Biarpun sering jatuh cinta di sana-sini toh aku ngga bisa jadi dewasa, bahkan saat aku sudah nikah dan akan punya anak pun, ayahku masih bilang, "kelakukannye masih kayak anak-anak," muanjaa buanget! Aku masih terus memegang prinsip just be your self! Kata guru komputerku waktu kuliah, "kamu jangan maksain nulis cerpen tentang pernikahan kalau kamu sendiri belum merasakan sebuah pernikahan!" So'... aku menulis apa saja yang aku rasakan, apa saja yang pernah aku alami dan ditambah bumbu imajinasi dan digodok dengan tambelan sana-sini maka jadilah empat buah novel yang alhamdulillah dua diterbitin, dua lagi dalam proses pencetakan.

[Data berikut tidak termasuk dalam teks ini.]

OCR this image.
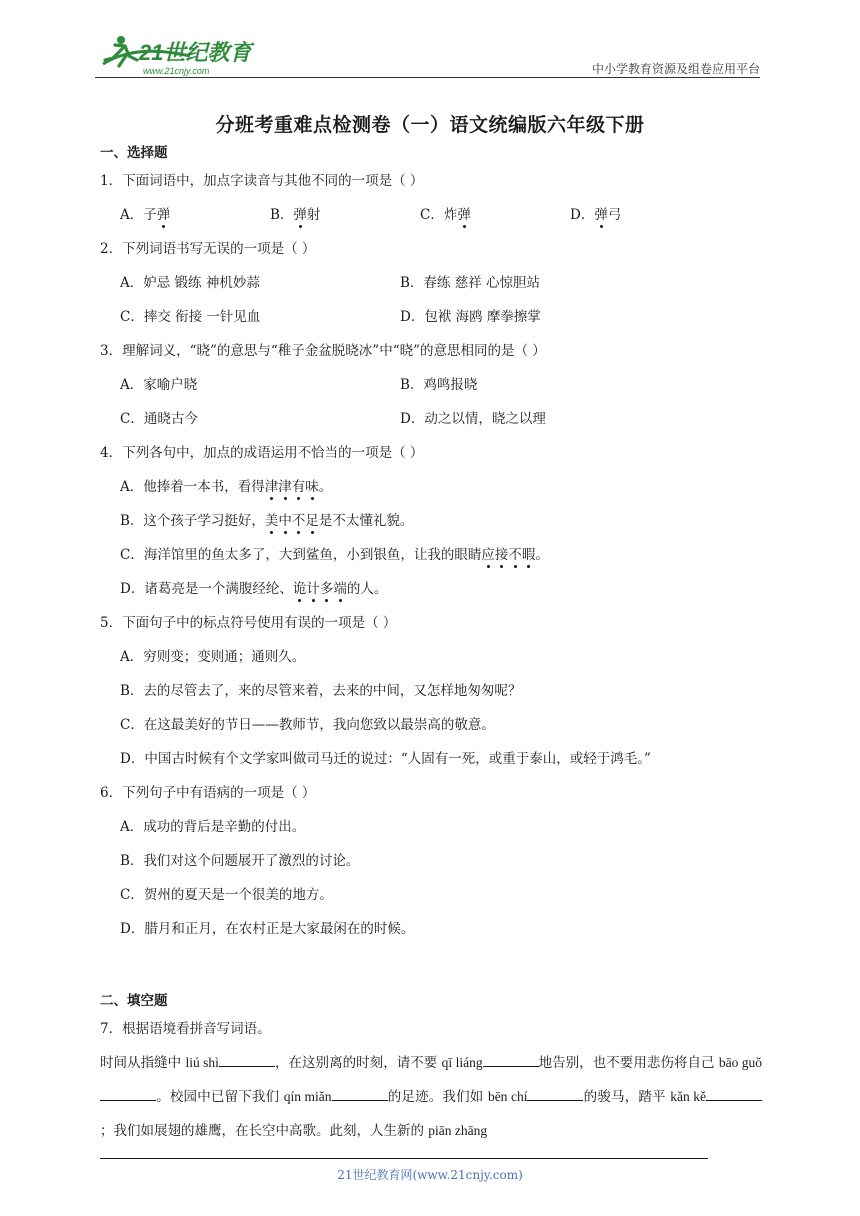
21世纪教育
www.21cnjy.com	中小学教育资源及组卷应用平台
分班考重难点检测卷（一）语文统编版六年级下册
一、选择题
1．下面词语中，加点字读音与其他不同的一项是（ ）
A．子弹	B．弹射	C．炸弹	D．弹弓
2．下列词语书写无误的一项是（ ）
A．妒忌 锻练 神机妙蒜	B．春练 慈祥 心惊胆站
C．摔交 衔接 一针见血	D．包袱 海鸥 摩拳擦掌
3．理解词义，“晓”的意思与“稚子金盆脱晓冰”中“晓”的意思相同的是（ ）
A．家喻户晓	B．鸡鸣报晓
C．通晓古今	D．动之以情，晓之以理
4．下列各句中，加点的成语运用不恰当的一项是（ ）
A．他捧着一本书，看得津津有味。
B．这个孩子学习挺好，美中不足是不太懂礼貌。
C．海洋馆里的鱼太多了，大到鲨鱼，小到银鱼，让我的眼睛应接不暇。
D．诸葛亮是一个满腹经纶、诡计多端的人。
5．下面句子中的标点符号使用有误的一项是（ ）
A．穷则变；变则通；通则久。
B．去的尽管去了，来的尽管来着，去来的中间，又怎样地匆匆呢？
C．在这最美好的节日——教师节，我向您致以最崇高的敬意。
D．中国古时候有个文学家叫做司马迁的说过：“人固有一死，或重于泰山，或轻于鸿毛。”
6．下列句子中有语病的一项是（ ）
A．成功的背后是辛勤的付出。
B．我们对这个问题展开了激烈的讨论。
C．贺州的夏天是一个很美的地方。
D．腊月和正月，在农村正是大家最闲在的时候。
二、填空题
7．根据语境看拼音写词语。
时间从指缝中 liú shì	，在这别离的时刻，请不要 qī liáng	地告别，也不要用悲伤将自己 bāo guǒ。校园中已留下我们 qín miǎn	的足迹。我们如 bēn chí	的骏马，踏平 kǎn kě；我们如展翅的雄鹰，在长空中高歌。此刻，人生新的 piān zhāng
21世纪教育网(www.21cnjy.com)
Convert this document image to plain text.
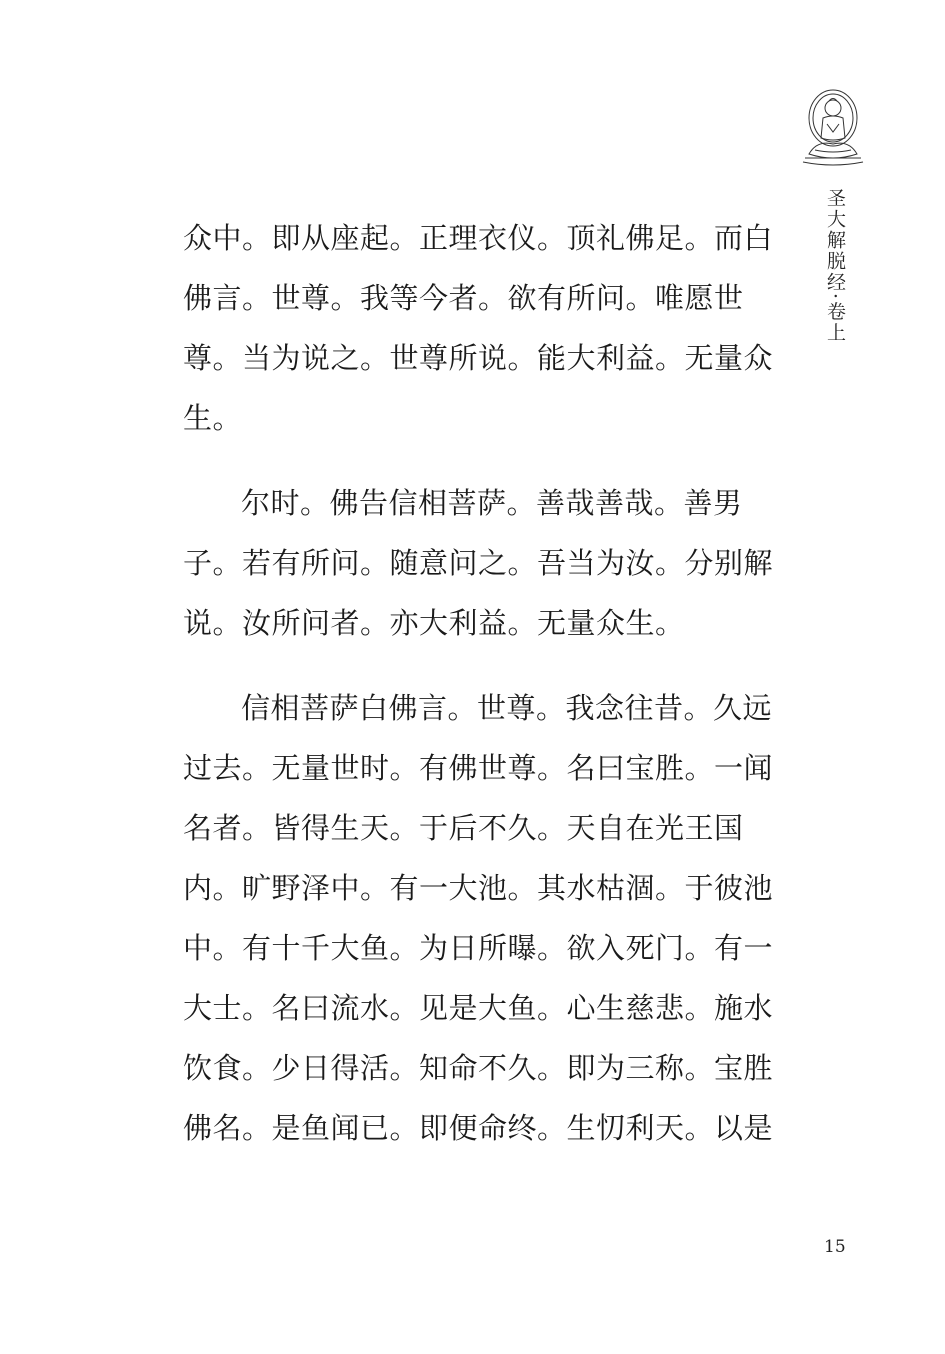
圣大解脱经·卷上
众中。即从座起。正理衣仪。顶礼佛足。而白
佛言。世尊。我等今者。欲有所问。唯愿世
尊。当为说之。世尊所说。能大利益。无量众
生。
尔时。佛告信相菩萨。善哉善哉。善男
子。若有所问。随意问之。吾当为汝。分别解
说。汝所问者。亦大利益。无量众生。
信相菩萨白佛言。世尊。我念往昔。久远
过去。无量世时。有佛世尊。名曰宝胜。一闻
名者。皆得生天。于后不久。天自在光王国
内。旷野泽中。有一大池。其水枯涸。于彼池
中。有十千大鱼。为日所曝。欲入死门。有一
大士。名曰流水。见是大鱼。心生慈悲。施水
饮食。少日得活。知命不久。即为三称。宝胜
佛名。是鱼闻已。即便命终。生忉利天。以是
15
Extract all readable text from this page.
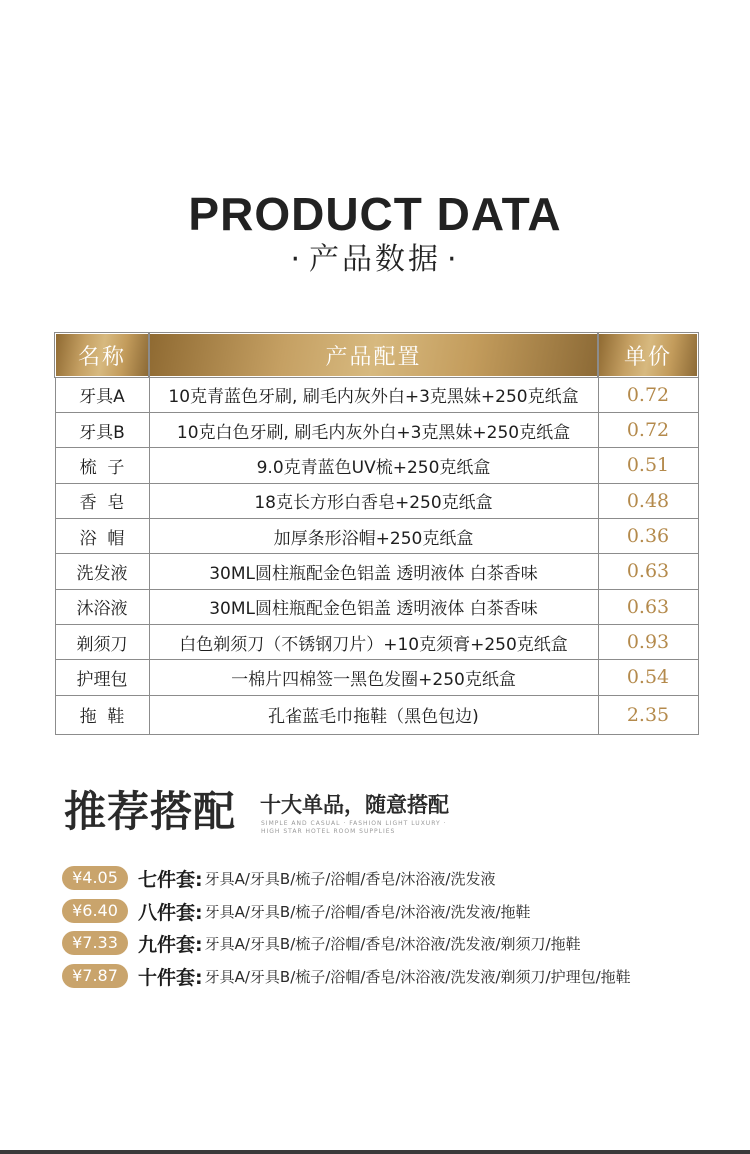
PRODUCT DATA
· 产品数据 ·
名称	产品配置	单价
牙具A	10克青蓝色牙刷, 刷毛内灰外白+3克黑妹+250克纸盒	0.72
牙具B	10克白色牙刷, 刷毛内灰外白+3克黑妹+250克纸盒	0.72
梳  子	9.0克青蓝色UV梳+250克纸盒	0.51
香  皂	18克长方形白香皂+250克纸盒	0.48
浴  帽	加厚条形浴帽+250克纸盒	0.36
洗发液	30ML圆柱瓶配金色铝盖 透明液体 白茶香味	0.63
沐浴液	30ML圆柱瓶配金色铝盖 透明液体 白茶香味	0.63
剃须刀	白色剃须刀（不锈钢刀片）+10克须膏+250克纸盒	0.93
护理包	一棉片四棉签一黑色发圈+250克纸盒	0.54
拖  鞋	孔雀蓝毛巾拖鞋（黑色包边)	2.35
推荐搭配 十大单品，随意搭配
SIMPLE AND CASUAL · FASHION LIGHT LUXURY ·
HIGH STAR HOTEL ROOM SUPPLIES
¥4.05	七件套: 牙具A/牙具B/梳子/浴帽/香皂/沐浴液/洗发液
¥6.40	八件套: 牙具A/牙具B/梳子/浴帽/香皂/沐浴液/洗发液/拖鞋
¥7.33	九件套: 牙具A/牙具B/梳子/浴帽/香皂/沐浴液/洗发液/剃须刀/拖鞋
¥7.87	十件套: 牙具A/牙具B/梳子/浴帽/香皂/沐浴液/洗发液/剃须刀/护理包/拖鞋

Sejujurnya aku belum puas dengan apa yang aku tulis, aku belum menemukan sebuah kepuasan yang bener-bener puas! Ibaratnya kalau aku minum sprite aku belum bisa tenggelam di dasar kolam buat menghilangkan dahaga, dahaga menulisku yang menggebu! Aku menuliskan semua kisah remajaku dan masih banyak yang belum dituliskan, kalau dipikir-pikir ada 2 buah novel lagi yang sudah kukerjakan setengah jalan tapi tiba-tiba aku tinggalkan!
Karena apa? karena aku merasa, aku jelek banget sih nulisnya! Aku ngga bisa bikin novel sebagus Habiburrahman El Shirazy, gak bisa bikin novel sekeren Laskar Pelangi, gak bisa sepintar dan secerdas Rusdin F. Rauf, tulisanku gak bisa sedalem tulisan Dani Ardiansyah, kalimatku ngga bisa semenusuk Nursalam AR, artikelku ngga sebagus temen-temen di SK< bahkan aku sama sekali jarang nulis artikel kalau ngga disuruh sama Pak Sinang :-)) tulisanku CUPU (Culun Punya dan ngga OKE)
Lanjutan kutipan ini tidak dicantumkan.